Essentially, the solution tracks both the master and slave lists in a single pass, tracking indices into each. Two data structures are then managed: a list of insertions to be replayed on the slave list, and a list of deletions.
It looks straightforward and also has the benefit of a proof of minimalism, which Heyeck followed up with in a subsequent post. The code snippet in this post is more compact, as well:
def sync_ordered_list(a, b):
x = 0; y = 0; i = []; d = []
while (x < len(a)) or (y < len(b)):
if y >= len(b): d.append(x); x += 1
elif x >= len(a): i.append((y, b[y])); y += 1
elif a[x] < b[y]: d.append(x); x += 1
elif a[x] > b[y]: i.append((y, b[y])); y += 1
else: x += 1; y += 1
return (i,d)
Again, credit to Michael Heyeck.
In the C++ STL the algorithm is called set_union. Also, implementing the algorithm is likely to be a lot simpler if you do the union into a 3rd list.
I had such problem in one project in the past.
That project had one master data source and several clients that update the data independently and in the end all of them have to have the latest and unified set of data that is the sum of them.
What I did was building something similar to the SVN protocol, in which every time I wanted to update the master database (which was accessible through a web service) I got the revision number. Updated my local data store to that revision and then commited the entities that aren't covered by any revision number to the database.
Every client has the ability to update it's local data store to the latest revision.
Here is a Javascript version of Michael Heyek's python code.

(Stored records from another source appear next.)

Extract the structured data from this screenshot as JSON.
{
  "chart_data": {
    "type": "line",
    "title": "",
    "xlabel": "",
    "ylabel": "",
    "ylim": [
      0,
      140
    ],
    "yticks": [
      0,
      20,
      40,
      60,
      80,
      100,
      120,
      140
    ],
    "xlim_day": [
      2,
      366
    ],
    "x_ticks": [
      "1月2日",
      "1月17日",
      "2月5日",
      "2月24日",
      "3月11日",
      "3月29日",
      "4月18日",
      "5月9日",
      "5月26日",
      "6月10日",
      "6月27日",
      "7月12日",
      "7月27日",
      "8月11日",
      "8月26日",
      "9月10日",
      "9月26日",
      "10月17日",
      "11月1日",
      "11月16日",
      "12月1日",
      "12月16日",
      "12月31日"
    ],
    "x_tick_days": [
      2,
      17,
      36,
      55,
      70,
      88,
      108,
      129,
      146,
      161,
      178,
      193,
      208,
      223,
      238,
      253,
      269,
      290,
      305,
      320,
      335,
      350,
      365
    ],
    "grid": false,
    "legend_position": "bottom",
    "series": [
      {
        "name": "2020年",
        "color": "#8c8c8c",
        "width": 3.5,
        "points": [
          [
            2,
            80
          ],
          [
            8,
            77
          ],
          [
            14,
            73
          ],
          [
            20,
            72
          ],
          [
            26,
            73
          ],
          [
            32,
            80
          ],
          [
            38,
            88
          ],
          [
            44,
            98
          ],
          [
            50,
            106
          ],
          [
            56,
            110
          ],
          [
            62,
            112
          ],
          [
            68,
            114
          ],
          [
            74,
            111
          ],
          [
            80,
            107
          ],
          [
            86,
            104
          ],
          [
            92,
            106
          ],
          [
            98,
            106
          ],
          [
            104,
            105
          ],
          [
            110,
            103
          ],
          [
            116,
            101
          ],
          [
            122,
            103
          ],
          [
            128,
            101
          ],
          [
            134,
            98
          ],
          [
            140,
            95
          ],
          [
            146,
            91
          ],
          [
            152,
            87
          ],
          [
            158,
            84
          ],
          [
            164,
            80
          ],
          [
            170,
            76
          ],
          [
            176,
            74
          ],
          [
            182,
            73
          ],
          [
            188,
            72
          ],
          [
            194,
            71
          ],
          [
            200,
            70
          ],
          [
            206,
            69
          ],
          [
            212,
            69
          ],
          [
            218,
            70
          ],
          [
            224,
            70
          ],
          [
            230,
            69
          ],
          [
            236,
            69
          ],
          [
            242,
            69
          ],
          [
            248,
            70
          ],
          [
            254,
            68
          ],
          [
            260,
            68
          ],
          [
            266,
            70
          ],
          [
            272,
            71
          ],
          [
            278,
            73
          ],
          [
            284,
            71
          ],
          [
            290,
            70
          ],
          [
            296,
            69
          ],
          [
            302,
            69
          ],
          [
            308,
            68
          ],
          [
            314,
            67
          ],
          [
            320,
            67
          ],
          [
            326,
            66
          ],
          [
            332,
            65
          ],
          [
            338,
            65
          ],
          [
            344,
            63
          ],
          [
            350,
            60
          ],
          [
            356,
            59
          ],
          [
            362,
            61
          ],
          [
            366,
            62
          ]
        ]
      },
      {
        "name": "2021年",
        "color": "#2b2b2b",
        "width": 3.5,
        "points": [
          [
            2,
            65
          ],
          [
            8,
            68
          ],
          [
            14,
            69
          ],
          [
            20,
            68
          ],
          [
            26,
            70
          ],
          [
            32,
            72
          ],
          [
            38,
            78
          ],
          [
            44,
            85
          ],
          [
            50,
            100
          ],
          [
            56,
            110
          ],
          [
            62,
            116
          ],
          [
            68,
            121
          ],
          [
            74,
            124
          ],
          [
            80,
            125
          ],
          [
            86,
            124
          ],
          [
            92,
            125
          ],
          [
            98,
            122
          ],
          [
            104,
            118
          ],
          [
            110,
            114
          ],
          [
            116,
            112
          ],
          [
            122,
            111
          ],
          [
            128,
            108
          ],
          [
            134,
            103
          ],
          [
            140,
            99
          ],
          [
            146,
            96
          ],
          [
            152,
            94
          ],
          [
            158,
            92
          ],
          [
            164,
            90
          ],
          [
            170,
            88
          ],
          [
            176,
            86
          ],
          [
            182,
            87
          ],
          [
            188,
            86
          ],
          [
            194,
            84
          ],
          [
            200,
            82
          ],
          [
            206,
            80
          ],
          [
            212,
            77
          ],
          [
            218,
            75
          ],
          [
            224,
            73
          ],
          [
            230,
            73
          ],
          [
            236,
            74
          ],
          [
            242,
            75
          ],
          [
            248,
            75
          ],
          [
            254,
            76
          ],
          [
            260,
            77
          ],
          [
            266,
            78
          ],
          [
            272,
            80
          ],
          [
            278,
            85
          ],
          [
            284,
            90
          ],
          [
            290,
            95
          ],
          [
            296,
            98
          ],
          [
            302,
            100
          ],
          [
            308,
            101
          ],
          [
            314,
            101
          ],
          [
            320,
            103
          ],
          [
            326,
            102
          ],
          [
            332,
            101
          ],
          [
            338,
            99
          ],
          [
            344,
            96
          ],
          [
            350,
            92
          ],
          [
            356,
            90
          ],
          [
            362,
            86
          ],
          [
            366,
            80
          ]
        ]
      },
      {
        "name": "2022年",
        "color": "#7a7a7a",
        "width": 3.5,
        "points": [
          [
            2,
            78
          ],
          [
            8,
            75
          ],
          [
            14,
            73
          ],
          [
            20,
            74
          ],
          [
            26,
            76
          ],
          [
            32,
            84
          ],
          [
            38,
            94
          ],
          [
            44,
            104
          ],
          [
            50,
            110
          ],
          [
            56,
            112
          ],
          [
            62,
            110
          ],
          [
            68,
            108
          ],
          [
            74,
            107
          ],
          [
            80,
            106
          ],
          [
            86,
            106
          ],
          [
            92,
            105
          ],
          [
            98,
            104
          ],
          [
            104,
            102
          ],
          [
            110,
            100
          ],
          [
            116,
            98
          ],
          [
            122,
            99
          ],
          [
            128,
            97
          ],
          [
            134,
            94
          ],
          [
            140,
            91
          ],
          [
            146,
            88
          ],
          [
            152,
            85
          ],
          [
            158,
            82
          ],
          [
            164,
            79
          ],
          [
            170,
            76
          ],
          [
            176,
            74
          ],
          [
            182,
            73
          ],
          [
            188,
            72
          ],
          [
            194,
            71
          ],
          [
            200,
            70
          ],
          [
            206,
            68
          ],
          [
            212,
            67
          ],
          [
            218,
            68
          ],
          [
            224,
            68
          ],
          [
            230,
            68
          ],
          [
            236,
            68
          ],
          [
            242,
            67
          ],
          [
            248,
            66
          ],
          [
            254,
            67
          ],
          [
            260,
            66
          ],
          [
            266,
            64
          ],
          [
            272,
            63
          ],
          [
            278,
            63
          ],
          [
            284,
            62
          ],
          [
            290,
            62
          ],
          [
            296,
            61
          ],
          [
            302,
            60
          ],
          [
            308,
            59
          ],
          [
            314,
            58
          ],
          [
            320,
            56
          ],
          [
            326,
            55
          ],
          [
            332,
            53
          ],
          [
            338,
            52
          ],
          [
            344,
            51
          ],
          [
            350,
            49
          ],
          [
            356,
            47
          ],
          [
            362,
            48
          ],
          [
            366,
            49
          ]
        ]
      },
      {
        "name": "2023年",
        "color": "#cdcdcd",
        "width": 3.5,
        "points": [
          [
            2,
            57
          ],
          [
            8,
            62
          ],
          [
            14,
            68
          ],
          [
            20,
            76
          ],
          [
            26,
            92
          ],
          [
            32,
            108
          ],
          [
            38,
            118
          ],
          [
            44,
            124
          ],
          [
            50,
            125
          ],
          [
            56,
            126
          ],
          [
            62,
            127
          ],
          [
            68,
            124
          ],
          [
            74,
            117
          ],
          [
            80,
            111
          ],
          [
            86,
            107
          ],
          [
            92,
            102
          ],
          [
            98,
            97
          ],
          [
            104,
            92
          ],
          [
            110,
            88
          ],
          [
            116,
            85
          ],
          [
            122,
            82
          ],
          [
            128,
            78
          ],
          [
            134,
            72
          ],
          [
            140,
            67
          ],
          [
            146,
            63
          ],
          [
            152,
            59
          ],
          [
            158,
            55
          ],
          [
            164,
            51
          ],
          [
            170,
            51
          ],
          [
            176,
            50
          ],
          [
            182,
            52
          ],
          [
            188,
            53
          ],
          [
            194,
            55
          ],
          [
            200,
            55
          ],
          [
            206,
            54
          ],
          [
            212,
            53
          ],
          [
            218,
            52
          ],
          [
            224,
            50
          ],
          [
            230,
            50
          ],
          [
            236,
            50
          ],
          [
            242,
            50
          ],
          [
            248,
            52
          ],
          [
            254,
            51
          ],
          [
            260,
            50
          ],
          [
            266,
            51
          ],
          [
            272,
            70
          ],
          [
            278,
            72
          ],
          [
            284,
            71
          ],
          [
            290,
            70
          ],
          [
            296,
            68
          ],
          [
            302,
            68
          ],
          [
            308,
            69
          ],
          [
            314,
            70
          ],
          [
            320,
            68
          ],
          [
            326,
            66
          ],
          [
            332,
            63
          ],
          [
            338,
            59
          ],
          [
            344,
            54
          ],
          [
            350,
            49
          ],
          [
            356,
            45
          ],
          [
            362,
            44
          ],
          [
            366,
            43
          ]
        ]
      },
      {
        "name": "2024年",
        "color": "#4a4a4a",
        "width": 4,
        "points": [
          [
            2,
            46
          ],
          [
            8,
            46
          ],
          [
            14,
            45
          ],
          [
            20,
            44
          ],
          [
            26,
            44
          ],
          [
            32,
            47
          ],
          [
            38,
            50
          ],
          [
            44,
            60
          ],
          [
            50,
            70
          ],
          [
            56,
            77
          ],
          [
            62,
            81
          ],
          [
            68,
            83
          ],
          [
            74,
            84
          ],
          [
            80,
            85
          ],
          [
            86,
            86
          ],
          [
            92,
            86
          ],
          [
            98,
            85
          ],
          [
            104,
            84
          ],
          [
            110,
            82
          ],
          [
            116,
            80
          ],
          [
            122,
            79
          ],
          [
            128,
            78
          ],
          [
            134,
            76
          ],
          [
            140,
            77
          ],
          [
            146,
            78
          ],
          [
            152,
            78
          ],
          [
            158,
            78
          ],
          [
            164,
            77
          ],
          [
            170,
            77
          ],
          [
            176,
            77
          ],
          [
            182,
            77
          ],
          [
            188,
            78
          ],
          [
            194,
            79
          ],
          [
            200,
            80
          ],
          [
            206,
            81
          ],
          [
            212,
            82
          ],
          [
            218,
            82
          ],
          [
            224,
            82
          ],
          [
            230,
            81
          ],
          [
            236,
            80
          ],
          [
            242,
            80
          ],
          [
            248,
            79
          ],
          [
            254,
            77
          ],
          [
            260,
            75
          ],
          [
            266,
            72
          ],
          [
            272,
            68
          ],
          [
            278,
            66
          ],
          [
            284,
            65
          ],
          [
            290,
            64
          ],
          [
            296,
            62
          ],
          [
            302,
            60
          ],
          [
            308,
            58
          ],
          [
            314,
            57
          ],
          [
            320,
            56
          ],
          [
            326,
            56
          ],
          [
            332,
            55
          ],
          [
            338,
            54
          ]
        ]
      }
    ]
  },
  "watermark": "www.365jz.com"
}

var b= [1,3,8,12,16,19,22,24,26]; // new situation
var a = [1,2,8,9,19,22,23,26]; // previous situation
var result = sync_ordered_lists(a,b);
console.log(result);
function sync_ordered_lists(a,b){
// by Michael Heyeck see http://www.mlsite.net/blog/?p=2250
// a is the subject list
// b is the target list
// x is the "current position" in the subject list
// y is the "current position" in the target list
// i is the list of inserts
// d is the list of deletes
var x = 0;
var y = 0;
var i = [];
var d = [];
var acc = {}; // object containing inserts and deletes arrays
while (x < a.length || y < b.length) {
if (y >= b.length){
d.push(x);
x++;
} else if (x >= a.length){
i.push([y, b[y]]);
y++;
} else if (a[x] < b[y]){
d.push(x);
x++;
} else if (a[x] > b[y]){
i.push([y, b[y]]);
y++;
} else {
x++; y++;
}
}
acc.inserts = i;
acc.deletes = d;
return acc;
}
Very brute-force and pure technical approach:
Inherit from your List class (sorry don't know what is your language). Override add/remove methods in your child list class. Use your class instead of the base one. Now you can track changes with your own methods and synchronize lists on-line.